Decoration

Glass Decor is Having a Moment — Here’s Why Designers Can’t Stop Recommending It

Open any interior design magazine right now, or scroll through any design-focused corner of the internet, and you’ll notice something: glass decor is everywhere.

Not just “present” — everywhere. In living rooms, offices, hotel lobbies, restaurant tables. Glass candle holders, glass domes, glass vases, glass everything.

This isn’t accidental. There’s a design logic behind it.

Why Glass is Having Its Comeback

The past few years of interior design have been dominated by a certain aesthetic: matte black metals, dark woods, plenty of “warm neutrals.” Beautiful, but intense.

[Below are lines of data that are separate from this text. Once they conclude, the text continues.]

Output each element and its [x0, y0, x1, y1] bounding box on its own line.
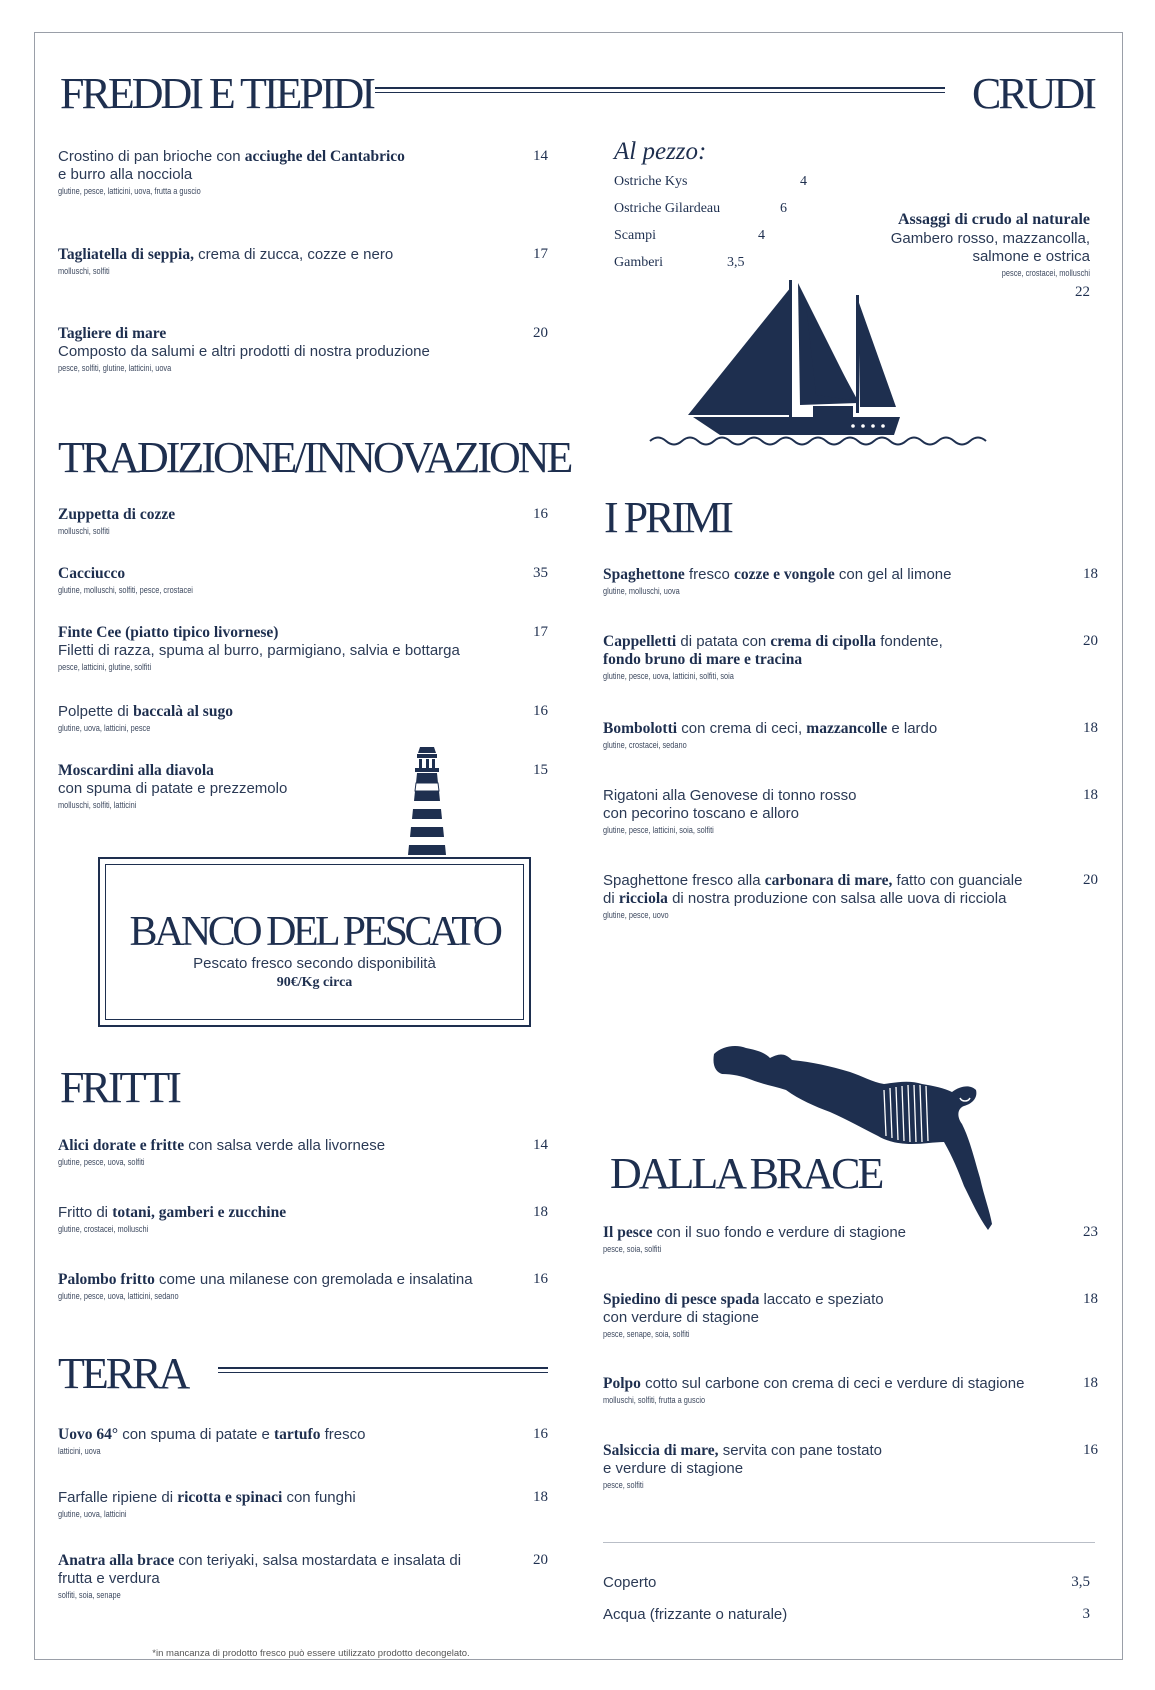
dish-item [603, 720, 1098, 752]
dish-name: tartufo [273, 1426, 321, 1443]
dish-price: 22 [1075, 284, 1090, 300]
section-title-crudi: CRUDI [972, 69, 1094, 118]
allergens: molluschi, solfiti, latticini [58, 800, 137, 810]
dish-item [58, 1204, 548, 1236]
raw-price: 3,5 [727, 255, 745, 270]
dish-name: Alici dorate e fritte [58, 1137, 185, 1154]
dish-name: Tagliere di mare [58, 325, 167, 342]
dish-description: salmone e ostrica [972, 248, 1090, 265]
extra-label: Acqua (frizzante o naturale) [603, 1606, 788, 1623]
dish-price: 15 [533, 762, 548, 778]
dish-text: e lardo [887, 720, 938, 737]
dish-text: Farfalle ripiene di [58, 1489, 178, 1506]
dish-item [603, 1375, 1098, 1407]
allergens: glutine, molluschi, uova [603, 586, 680, 596]
banco-subtitle: Pescato fresco secondo disponibilità [193, 955, 436, 972]
dish-text: di nostra produzione con salsa alle uova di ricciola [667, 890, 1007, 907]
allergens: pesce, solfiti, glutine, latticini, uova [58, 363, 172, 373]
extra-price: 3,5 [1071, 1574, 1090, 1590]
dish-item [603, 787, 1098, 837]
dish-item [58, 703, 548, 735]
section-title-freddi: FREDDI E TIEPIDI [60, 69, 373, 118]
allergens: glutine, pesce, latticini, uova, frutta a guscio [58, 186, 201, 196]
dish-text: fondente, [876, 633, 943, 650]
dish-item [58, 246, 548, 278]
section-title-brace: DALLA BRACE [610, 1149, 882, 1198]
dish-name: Moscardini alla diavola [58, 762, 214, 779]
dish-item [58, 1137, 548, 1169]
dish-text: con crema di ceci, [677, 720, 807, 737]
dish-name: Uovo 64° [58, 1426, 119, 1443]
al-pezzo-title: Al pezzo: [614, 138, 707, 165]
dish-name: acciughe del Cantabrico [244, 148, 405, 165]
dish-text: con teriyaki, salsa mostardata e insalata di [174, 1552, 462, 1569]
allergens: pesce, solfiti [603, 1480, 644, 1490]
dish-name: fondo bruno di mare e tracina [603, 651, 803, 668]
banco-price: 90€/Kg circa [276, 975, 353, 990]
section-title-terra: TERRA [58, 1349, 188, 1398]
dish-name: Finte Cee (piatto tipico livornese) [58, 624, 279, 641]
raw-name: Ostriche Kys [614, 174, 688, 189]
raw-price: 6 [780, 201, 787, 216]
allergens: glutine, uova, latticini [58, 1509, 127, 1519]
allergens: glutine, crostacei, sedano [603, 740, 687, 750]
allergens: glutine, pesce, uovo [603, 910, 669, 920]
dish-description: laccato e speziato [759, 1291, 884, 1308]
title-divider [375, 87, 945, 93]
dish-price: 16 [533, 1271, 548, 1287]
dish-name: Cacciucco [58, 565, 126, 582]
dish-name: Il pesce [603, 1224, 653, 1241]
raw-price: 4 [758, 228, 765, 243]
dish-item [603, 633, 1098, 683]
allergens: molluschi, solfiti [58, 526, 110, 536]
dish-item [58, 624, 548, 674]
title-divider [218, 1367, 548, 1373]
dish-item [603, 566, 1098, 598]
allergens: pesce, crostacei, molluschi [1001, 268, 1090, 278]
dish-text: con funghi [282, 1489, 356, 1506]
dish-description: frutta e verdura [58, 1570, 160, 1587]
dish-text: di patata con [676, 633, 771, 650]
dish-text: Polpette di [58, 703, 134, 720]
dish-price: 18 [1083, 566, 1098, 582]
dish-name: Palombo fritto [58, 1271, 155, 1288]
allergens: glutine, molluschi, solfiti, pesce, crostacei [58, 585, 193, 595]
dish-description: con pecorino toscano e alloro [603, 805, 799, 822]
dish-description: Filetti di razza, spuma al burro, parmigiano, salvia e bottarga [58, 642, 460, 659]
extra-price: 3 [1082, 1606, 1090, 1622]
extra-item [603, 1606, 1090, 1623]
allergens: pesce, latticini, glutine, solfiti [58, 662, 152, 672]
dish-text: fatto con guanciale [892, 872, 1023, 889]
dish-name: Salsiccia di mare, [603, 1442, 719, 1459]
dish-text: Crostino di pan brioche con [58, 148, 245, 165]
dish-description: con verdure di stagione [603, 1309, 759, 1326]
dish-price: 16 [533, 506, 548, 522]
dish-name: totani, gamberi e zucchine [112, 1204, 287, 1221]
allergens: glutine, pesce, uova, solfiti [58, 1157, 145, 1167]
dish-price: 20 [533, 325, 548, 341]
dish-price: 16 [533, 703, 548, 719]
dish-price: 18 [533, 1489, 548, 1505]
dish-description: servita con pane tostato [718, 1442, 882, 1459]
dish-name: crema di cipolla [770, 633, 877, 650]
dish-text: fresco [684, 566, 735, 583]
dish-description: e burro alla nocciola [58, 166, 193, 183]
dish-text: fresco [320, 1426, 366, 1443]
dish-description: Gambero rosso, mazzancolla, [890, 230, 1090, 247]
dish-name: Spiedino di pesce spada [603, 1291, 760, 1308]
allergens: glutine, crostacei, molluschi [58, 1224, 149, 1234]
dish-price: 17 [533, 624, 548, 640]
allergens: glutine, pesce, uova, latticini, sedano [58, 1291, 179, 1301]
dish-item [58, 1426, 548, 1458]
dish-price: 14 [533, 1137, 548, 1153]
dish-description: cotto sul carbone con crema di ceci e verdure di stagione [640, 1375, 1025, 1392]
dish-name: cozze e vongole [734, 566, 835, 583]
allergens: latticini, uova [58, 1446, 101, 1456]
dish-price: 18 [1083, 1375, 1098, 1391]
dish-item [58, 1552, 548, 1602]
dish-price: 16 [533, 1426, 548, 1442]
allergens: pesce, senape, soia, solfiti [603, 1329, 690, 1339]
dish-description: con il suo fondo e verdure di stagione [652, 1224, 907, 1241]
dish-text: di [603, 890, 619, 907]
dish-name: carbonara di mare, [764, 872, 893, 889]
dish-price: 20 [1083, 633, 1098, 649]
dish-name: Assaggi di crudo al naturale [897, 211, 1090, 228]
dish-item [603, 872, 1098, 922]
dish-price: 14 [533, 148, 548, 164]
allergens: molluschi, solfiti, frutta a guscio [603, 1395, 706, 1405]
dish-item [58, 325, 548, 375]
dish-text: Fritto di [58, 1204, 113, 1221]
raw-name: Gamberi [614, 255, 663, 270]
extra-label: Coperto [603, 1574, 657, 1591]
allergens: glutine, pesce, latticini, soia, solfiti [603, 825, 714, 835]
allergens: solfiti, soia, senape [58, 1590, 121, 1600]
dish-description: come una milanese con gremolada e insalatina [154, 1271, 473, 1288]
extras-divider [603, 1542, 1095, 1543]
dish-item [603, 1442, 1098, 1492]
dish-description: crema di zucca, cozze e nero [193, 246, 394, 263]
dish-description: Composto da salumi e altri prodotti di nostra produzione [58, 343, 430, 360]
dish-description: e verdure di stagione [603, 1460, 744, 1477]
section-title-fritti: FRITTI [60, 1063, 179, 1112]
dish-name: Tagliatella di seppia, [58, 246, 194, 263]
allergens: glutine, uova, latticini, pesce [58, 723, 151, 733]
dish-price: 17 [533, 246, 548, 262]
diver-icon [712, 1040, 1032, 1240]
section-title-primi: I PRIMI [604, 493, 731, 542]
section-title-tradizione: TRADIZIONE/INNOVAZIONE [58, 433, 571, 482]
footnote: *in mancanza di prodotto fresco può essere utilizzato prodotto decongelato. [112, 1648, 510, 1659]
allergens: molluschi, solfiti [58, 266, 110, 276]
dish-item [58, 148, 548, 198]
dish-price: 35 [533, 565, 548, 581]
dish-name: Polpo [603, 1375, 641, 1392]
dish-price: 18 [1083, 1291, 1098, 1307]
dish-price: 16 [1083, 1442, 1098, 1458]
dish-name: ricotta e spinaci [177, 1489, 283, 1506]
dish-item [58, 565, 548, 597]
banco-pescato-box [98, 857, 531, 1027]
dish-item [58, 1271, 548, 1303]
dish-price: 23 [1083, 1224, 1098, 1240]
dish-item [58, 762, 548, 812]
dish-name: Anatra alla brace [58, 1552, 175, 1569]
allergens: pesce, soia, solfiti [603, 1244, 662, 1254]
lighthouse-icon [402, 745, 452, 857]
raw-name: Ostriche Gilardeau [614, 201, 721, 216]
dish-name: Zuppetta di cozze [58, 506, 176, 523]
dish-item [58, 506, 548, 538]
dish-name: ricciola [618, 890, 668, 907]
dish-item [58, 1489, 548, 1521]
dish-name: baccalà al sugo [133, 703, 233, 720]
dish-price: 20 [533, 1552, 548, 1568]
dish-description: con salsa verde alla livornese [184, 1137, 386, 1154]
dish-price: 20 [1083, 872, 1098, 888]
sailboat-icon [648, 275, 993, 455]
extra-item [603, 1574, 1090, 1591]
dish-name: mazzancolle [806, 720, 888, 737]
allergens: glutine, pesce, uova, latticini, solfiti, soia [603, 671, 734, 681]
dish-price: 18 [533, 1204, 548, 1220]
raw-name: Scampi [614, 228, 656, 243]
raw-price: 4 [800, 174, 807, 189]
dish-text: con gel al limone [834, 566, 952, 583]
dish-item [603, 1291, 1098, 1341]
dish-description: con spuma di patate e prezzemolo [58, 780, 288, 797]
dish-name: Spaghettone [603, 566, 685, 583]
dish-price: 18 [1083, 720, 1098, 736]
dish-text: Spaghettone fresco alla [603, 872, 765, 889]
dish-price: 18 [1083, 787, 1098, 803]
banco-title: BANCO DEL PESCATO [129, 909, 500, 955]
dish-text: Rigatoni alla Genovese di tonno rosso [603, 787, 857, 804]
dish-name: Bombolotti [603, 720, 678, 737]
dish-text: con spuma di patate e [118, 1426, 274, 1443]
dish-item [603, 1224, 1098, 1256]
dish-name: Cappelletti [603, 633, 677, 650]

Spaces started feeling like magazine spreads rather than places people actually lived in.

Glass cuts through that intensity without trying too hard.

It’s transparent. Light passes through it. A room doesn’t feel smaller with a glass object in it — which is more than you can say about most decorative pieces. This makes it uniquely suited to smaller spaces, or to rooms that already have a lot going on visually.

And there’s something about the way glass interacts with natural light that’s hard to replicate. A glass object near a window becomes part of the light itself.

The Mixing Trend: Glass + Everything

The most interesting design moves happening with glass right now involve combinations:

Glass + metal: Brass, black iron, brushed nickel. The metal gives the glass a stage to stand on, and the glass keeps the metal from feeling too heavy.

Glass + wood: A wooden base under a glass dome, or a glass vase on a wooden shelf. The warmth of wood tempers glass’s coolness. This pairing feels especially at home in Scandinavian and Japanese-inspired spaces.

Glass + marble: Luxury without the opulence. White marble with clear glass is a combination that works in everything from minimalist apartments to more-is-more maximalist living rooms.

Where to Start If You Want In

Don’t go out and buy a dozen glass pieces. That’s how you get a glass shop, not a home.

Start with one: a single glass sphere candle holder on your coffee table. See how it feels. Watch how the light changes through the day.

Then add based on what feels missing. A shelf needs something? A tall glass vase with a single dried branch. Dining table needs a centerpiece? Three glass candle holders in varying heights.

The rule: less is more, until it feels like not enough, then add one more piece.

What Makes Glass Look Cheap (And How to Avoid It)

Thin glass with visible seams or bubbles is the tell. Quality glass is uniform — you might see slight variations in thickness, but no rough edges or air pockets.

When shopping online, check the reviews carefully. Sellers use beautiful photography that hides a lot. Look for reviews that mention the actual weight and thickness.

Metal bases deserve equal scrutiny. A beautiful glass dome on a flimsy, cheap-looking base will ruin the whole effect.

Start with one piece. Live with it. See how it makes you feel. That’s the only real test that matters.